IslamToday ID –Ketua Yayasan Lembaga Bantuan Hukum Indonesia (YLBHI), Asfinawati, menilai tes ASN dan wawasan kebangsaan di Komisi Pemberantasan Korupsi (KPK) sebagai upaya menyingkirkan pegawai KPK yang berintegritas.
Lebih dari itu, ia menilai tes tersebut merupakan bagian dari episode panjang Cicak vs Buaya Jilid IV. Namun menurutnya, kali ini Cicak vs Buaya Jilid IV berbeda dengan episode Cicak vs Buaya sebelumnya yang selalu melibatkan petinggi Polri.
Seperti diketahui istilah Cicak vs Buaya mencuat sejak tahun 2009 dalam kasus Susno Duadji. Kemudian jilid II terjadi saat Irjen Djoko Susilo ditangkap dalam kasus simulator SIM (Surat Ijin Mengemudi). Sedangkan cicak-buaya jilid III terjadi saat Budi Gunawan ditetapkan sebagai tersangka kasus korupsi.
“Jadi Cicak Buaya IV berseri-seri, serangan bertubi-tubi, dan mereka relatif berhasil. Apa yang kita lihat sekarang sebetulnya sudah dimulai dari bertahun-tahun lalu yang mungkin tidak direncanakan serumit ini. Tapi itu adalah skenario ditemukan di jalan yang eskalasinya seiring eskalasi pemberantasan korupsi oleh KPK,” ujar Asfinawati dalam diskusi virtual yang digelar Pukat UGM pada Kamis (6/5/21)
Baca Juga :Peneliti ICW Ungkap Pelemahan KPK Sejak 2019
Asfinawati juga menyebutkan jika koruptor sudah menggunakan metode baru untuk melemahkan KPK. Caranya dengan cara menguasai KPK dari dalam.

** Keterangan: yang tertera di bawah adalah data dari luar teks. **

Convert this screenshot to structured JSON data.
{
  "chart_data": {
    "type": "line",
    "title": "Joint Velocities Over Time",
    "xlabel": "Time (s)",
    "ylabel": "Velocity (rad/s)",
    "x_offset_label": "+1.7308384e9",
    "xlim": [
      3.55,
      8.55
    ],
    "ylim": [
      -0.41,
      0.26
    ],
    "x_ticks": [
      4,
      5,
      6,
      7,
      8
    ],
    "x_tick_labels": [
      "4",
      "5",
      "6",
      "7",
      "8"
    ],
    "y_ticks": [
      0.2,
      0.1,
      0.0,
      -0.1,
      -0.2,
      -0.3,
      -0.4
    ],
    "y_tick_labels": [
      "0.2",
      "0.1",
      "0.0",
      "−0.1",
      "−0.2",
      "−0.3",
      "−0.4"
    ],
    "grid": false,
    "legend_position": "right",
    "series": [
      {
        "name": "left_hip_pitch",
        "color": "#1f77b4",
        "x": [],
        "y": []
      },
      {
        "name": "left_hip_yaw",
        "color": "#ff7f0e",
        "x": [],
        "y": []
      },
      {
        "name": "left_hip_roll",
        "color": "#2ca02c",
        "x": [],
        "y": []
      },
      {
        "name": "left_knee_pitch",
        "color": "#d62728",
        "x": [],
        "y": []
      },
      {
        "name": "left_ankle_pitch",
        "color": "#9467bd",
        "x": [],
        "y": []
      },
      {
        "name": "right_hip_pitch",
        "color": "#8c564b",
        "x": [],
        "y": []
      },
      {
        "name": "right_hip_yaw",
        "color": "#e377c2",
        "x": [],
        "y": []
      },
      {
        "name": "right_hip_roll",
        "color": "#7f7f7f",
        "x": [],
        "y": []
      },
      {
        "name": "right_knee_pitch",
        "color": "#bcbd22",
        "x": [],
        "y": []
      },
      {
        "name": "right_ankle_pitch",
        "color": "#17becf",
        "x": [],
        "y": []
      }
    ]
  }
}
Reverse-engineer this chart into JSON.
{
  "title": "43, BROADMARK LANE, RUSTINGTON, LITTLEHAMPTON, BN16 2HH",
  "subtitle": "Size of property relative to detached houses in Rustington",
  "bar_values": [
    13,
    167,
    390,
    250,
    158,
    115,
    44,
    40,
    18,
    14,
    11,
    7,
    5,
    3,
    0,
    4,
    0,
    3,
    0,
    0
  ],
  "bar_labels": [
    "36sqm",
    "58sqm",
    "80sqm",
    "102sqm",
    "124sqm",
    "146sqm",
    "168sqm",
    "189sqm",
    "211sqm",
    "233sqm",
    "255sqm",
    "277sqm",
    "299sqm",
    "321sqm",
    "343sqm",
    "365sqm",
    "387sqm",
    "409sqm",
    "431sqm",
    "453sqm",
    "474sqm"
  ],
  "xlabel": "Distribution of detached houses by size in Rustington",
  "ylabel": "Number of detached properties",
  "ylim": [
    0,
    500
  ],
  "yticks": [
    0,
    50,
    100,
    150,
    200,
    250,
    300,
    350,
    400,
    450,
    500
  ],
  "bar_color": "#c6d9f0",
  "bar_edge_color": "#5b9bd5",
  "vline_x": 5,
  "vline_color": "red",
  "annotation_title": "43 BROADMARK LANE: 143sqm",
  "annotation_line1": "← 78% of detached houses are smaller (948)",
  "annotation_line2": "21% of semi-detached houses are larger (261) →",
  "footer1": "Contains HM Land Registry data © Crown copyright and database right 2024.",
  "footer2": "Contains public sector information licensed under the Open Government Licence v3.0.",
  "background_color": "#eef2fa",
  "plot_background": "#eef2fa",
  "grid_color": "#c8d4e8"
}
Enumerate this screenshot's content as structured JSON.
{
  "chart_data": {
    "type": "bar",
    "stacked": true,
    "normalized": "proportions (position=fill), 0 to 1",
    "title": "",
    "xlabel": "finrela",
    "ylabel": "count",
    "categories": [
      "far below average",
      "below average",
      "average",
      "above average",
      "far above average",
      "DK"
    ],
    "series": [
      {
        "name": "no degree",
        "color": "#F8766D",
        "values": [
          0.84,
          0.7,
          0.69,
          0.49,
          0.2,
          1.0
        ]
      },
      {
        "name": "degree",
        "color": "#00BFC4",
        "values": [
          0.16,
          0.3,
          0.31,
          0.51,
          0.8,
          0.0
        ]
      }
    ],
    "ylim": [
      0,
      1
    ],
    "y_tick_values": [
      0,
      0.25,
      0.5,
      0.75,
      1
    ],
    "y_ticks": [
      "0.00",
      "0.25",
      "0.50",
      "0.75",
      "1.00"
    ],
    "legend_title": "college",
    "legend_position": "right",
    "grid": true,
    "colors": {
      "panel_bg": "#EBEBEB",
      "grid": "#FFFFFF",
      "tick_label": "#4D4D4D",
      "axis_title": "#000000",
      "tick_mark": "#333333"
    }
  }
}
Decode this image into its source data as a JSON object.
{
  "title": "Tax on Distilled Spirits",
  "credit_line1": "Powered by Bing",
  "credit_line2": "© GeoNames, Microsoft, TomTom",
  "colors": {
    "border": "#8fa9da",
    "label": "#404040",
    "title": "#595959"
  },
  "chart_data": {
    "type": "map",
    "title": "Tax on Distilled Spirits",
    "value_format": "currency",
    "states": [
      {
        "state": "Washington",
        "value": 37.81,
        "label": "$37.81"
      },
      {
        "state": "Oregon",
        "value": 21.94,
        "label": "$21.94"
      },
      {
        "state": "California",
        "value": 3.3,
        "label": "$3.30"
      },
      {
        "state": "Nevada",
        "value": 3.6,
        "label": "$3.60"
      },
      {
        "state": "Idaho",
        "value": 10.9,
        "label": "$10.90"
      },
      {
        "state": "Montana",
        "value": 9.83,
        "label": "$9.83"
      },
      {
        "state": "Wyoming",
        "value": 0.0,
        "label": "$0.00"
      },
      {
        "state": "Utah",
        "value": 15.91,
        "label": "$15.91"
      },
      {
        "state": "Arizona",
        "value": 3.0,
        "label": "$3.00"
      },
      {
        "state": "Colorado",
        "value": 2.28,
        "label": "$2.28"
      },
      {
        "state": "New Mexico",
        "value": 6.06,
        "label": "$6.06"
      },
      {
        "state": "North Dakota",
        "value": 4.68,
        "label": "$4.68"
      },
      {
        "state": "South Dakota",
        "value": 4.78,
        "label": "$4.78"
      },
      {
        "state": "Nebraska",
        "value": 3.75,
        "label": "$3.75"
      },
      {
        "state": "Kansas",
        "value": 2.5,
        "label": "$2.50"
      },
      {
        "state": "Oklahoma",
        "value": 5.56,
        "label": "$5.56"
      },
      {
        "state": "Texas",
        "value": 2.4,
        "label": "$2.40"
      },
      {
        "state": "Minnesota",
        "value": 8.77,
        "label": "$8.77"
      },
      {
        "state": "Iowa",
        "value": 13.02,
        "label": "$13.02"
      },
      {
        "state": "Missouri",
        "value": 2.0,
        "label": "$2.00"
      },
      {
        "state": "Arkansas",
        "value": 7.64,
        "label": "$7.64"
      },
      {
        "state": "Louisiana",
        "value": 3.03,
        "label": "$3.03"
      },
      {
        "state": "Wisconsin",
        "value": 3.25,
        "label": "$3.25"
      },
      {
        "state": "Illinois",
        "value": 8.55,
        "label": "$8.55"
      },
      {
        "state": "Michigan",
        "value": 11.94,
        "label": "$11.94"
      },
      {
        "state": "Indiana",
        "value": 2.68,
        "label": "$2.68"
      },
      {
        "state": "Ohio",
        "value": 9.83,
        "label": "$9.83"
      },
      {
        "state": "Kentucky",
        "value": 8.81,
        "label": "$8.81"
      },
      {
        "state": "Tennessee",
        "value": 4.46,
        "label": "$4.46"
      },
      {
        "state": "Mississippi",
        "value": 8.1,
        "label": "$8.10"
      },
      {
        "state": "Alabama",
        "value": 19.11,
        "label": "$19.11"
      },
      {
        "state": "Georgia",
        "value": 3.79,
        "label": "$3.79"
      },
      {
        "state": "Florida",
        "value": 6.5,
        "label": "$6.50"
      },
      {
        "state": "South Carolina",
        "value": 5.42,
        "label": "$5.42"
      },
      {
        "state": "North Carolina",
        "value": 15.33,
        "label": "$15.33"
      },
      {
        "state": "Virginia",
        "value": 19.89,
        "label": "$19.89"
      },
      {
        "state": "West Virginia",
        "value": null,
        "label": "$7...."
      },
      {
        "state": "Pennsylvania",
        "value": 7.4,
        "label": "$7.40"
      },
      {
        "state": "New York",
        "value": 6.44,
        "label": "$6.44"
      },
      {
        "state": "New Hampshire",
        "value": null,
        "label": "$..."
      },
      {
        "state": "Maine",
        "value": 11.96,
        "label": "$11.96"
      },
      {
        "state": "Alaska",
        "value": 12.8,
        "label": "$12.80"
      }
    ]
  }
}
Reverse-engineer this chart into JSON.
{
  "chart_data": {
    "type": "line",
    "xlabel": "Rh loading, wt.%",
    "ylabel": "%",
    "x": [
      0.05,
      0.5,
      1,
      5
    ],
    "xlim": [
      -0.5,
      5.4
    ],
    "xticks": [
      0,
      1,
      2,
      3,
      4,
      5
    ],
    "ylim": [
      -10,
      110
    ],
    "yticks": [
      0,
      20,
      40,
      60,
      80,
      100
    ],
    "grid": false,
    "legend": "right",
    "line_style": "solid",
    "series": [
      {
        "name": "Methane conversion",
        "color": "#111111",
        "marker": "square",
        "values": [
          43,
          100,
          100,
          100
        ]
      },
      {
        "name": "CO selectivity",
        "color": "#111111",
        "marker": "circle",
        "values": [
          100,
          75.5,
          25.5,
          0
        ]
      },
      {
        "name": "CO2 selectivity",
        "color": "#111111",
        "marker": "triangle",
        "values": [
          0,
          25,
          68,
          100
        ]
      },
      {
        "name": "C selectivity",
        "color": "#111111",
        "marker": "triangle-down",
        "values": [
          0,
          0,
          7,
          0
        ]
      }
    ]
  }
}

Gejala tersebut diduga telah dimulai sejak Presiden Jokowi membentuk sebuah Pansel (Panitia Seleksi) pimpinan KPK untuk seleksi pimpinan KPK periode 2019-2023. Hal ini dikarenakan pemerintah meloloskan calon bermasalah.
Asfinawati pun berkesimpulan ada upaya serangan kepada KPK yang masuk dari internal, dan ada tindakan obstruction of justice.
“Kami melihat ada upaya baru yaitu masuk lewat internal, mencoba mengkooptasi bahkan menguasai secara penuh KPK. Wujud luar (KPK) masih cicak, tapi di dalamnya sudah buaya, siapa pun buayanya itu,” katanya
Menurut Asfinawati hal ini sangat berbahaya. Rentetan upaya pelemahan KPK sengaja dilakukan dengan tujuan agar Indonesia kembali ke masa orde baru, dimana korupsi.
Rentetan upaya pelemahan KPK saat ini akan menjadi catatan sejarah, termasuk siapa saja yang berkuasa dan terlibat dalam kejahatan ini.
“Tentu saja sejarah akan mencatat siapa saja saat ini yang sedang duduk menjadi presiden, sedang duduk menjadi Menko Polhukam, sedang duduk menjadi Ketua MK dan hakim MK, dan sedang juga mencatat siapa yang di kursi DPR-MPR, siapa yang menjadi Ketua DPR, apa afiliasi parpolnya, apakah mereka memiliki keterkaitan satu sama lain, dan juga kasus-kasus yang dijadikan titik balik untuk menyerang pegawai KPK, rakyat akan mencatat itu, dan semoga pemilu akan datang rakyat memberikan suara kebenaran keadilan pada antikorupsi,” pungkasnya.